The big 3 clouds have built a nice moat and can charge whatever they want. They still compete on prices but it's clear they're colluding on network fees at least.
It's not just capital or talent. I have seen first hand non-tech executive decision makers pick a specific cloud provider because of the old adage "No one got fired for buying IBM". That momentum is incredibly hard to compete against. Google Cloud is fairly solid from a technology perspective, not to mention Google's deep pockets, and still has an uphill climb against MS and AWS.
Not directly a response to you, but GCP is actually phenomenal in some areas over AWS: BigQuery, Data Studio (I know it's not really "GCP" but vs AWS' offering), and Pubsub come to mind.
Oddly enough, they falter in other areas: no equivalent to Kinesis Firehose, and true to your point, I was told by customer service just to build my own DataFlow job to take a Pubsub topic and make files.
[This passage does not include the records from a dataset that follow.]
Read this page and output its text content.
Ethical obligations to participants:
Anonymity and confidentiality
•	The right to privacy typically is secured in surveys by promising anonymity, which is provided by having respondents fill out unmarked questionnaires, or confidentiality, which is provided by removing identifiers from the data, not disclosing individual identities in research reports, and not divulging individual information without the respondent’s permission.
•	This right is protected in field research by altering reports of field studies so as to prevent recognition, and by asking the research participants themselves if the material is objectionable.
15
It's like some of their product managers have a very customer-first mindset (BigQuery, Pubsub) and some could not care less.
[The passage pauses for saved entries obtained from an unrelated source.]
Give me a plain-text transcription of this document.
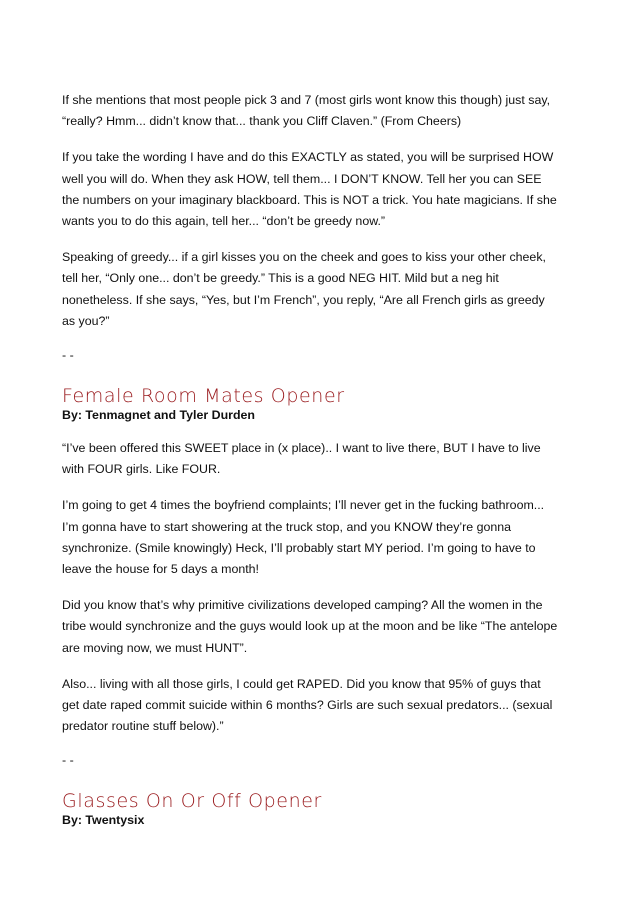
If she mentions that most people pick 3 and 7 (most girls wont know this though) just say,
“really? Hmm... didn’t know that... thank you Cliff Claven.” (From Cheers)

If you take the wording I have and do this EXACTLY as stated, you will be surprised HOW
well you will do. When they ask HOW, tell them... I DON’T KNOW. Tell her you can SEE
the numbers on your imaginary blackboard. This is NOT a trick. You hate magicians. If she
wants you to do this again, tell her... “don’t be greedy now.”

Speaking of greedy... if a girl kisses you on the cheek and goes to kiss your other cheek,
tell her, “Only one... don’t be greedy.” This is a good NEG HIT. Mild but a neg hit
nonetheless. If she says, “Yes, but I’m French”, you reply, “Are all French girls as greedy
as you?”

- -

Female Room Mates Opener

By: Tenmagnet and Tyler Durden

“I’ve been offered this SWEET place in (x place).. I want to live there, BUT I have to live
with FOUR girls. Like FOUR.

I’m going to get 4 times the boyfriend complaints; I’ll never get in the fucking bathroom...
I’m gonna have to start showering at the truck stop, and you KNOW they’re gonna
synchronize. (Smile knowingly) Heck, I’ll probably start MY period. I’m going to have to
leave the house for 5 days a month!

Did you know that’s why primitive civilizations developed camping? All the women in the
tribe would synchronize and the guys would look up at the moon and be like “The antelope
are moving now, we must HUNT”.

Also... living with all those girls, I could get RAPED. Did you know that 95% of guys that
get date raped commit suicide within 6 months? Girls are such sexual predators... (sexual
predator routine stuff below).”

- -

Glasses On Or Off Opener

By: Twentysix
There's not much competition because of enormous lockin effects. Once a cloud provider is chosen, you're pretty wedded to it.
Inside your dev team, every institutional bit of knowledge about how AWS works, how to configure it, how to work around their mostly bad docs, and how to navigate their hot garbage UI.
Every line of code that touches an AWS api.
If you need data centers in certain regions for eg localization laws, AWS is afaik the only choice.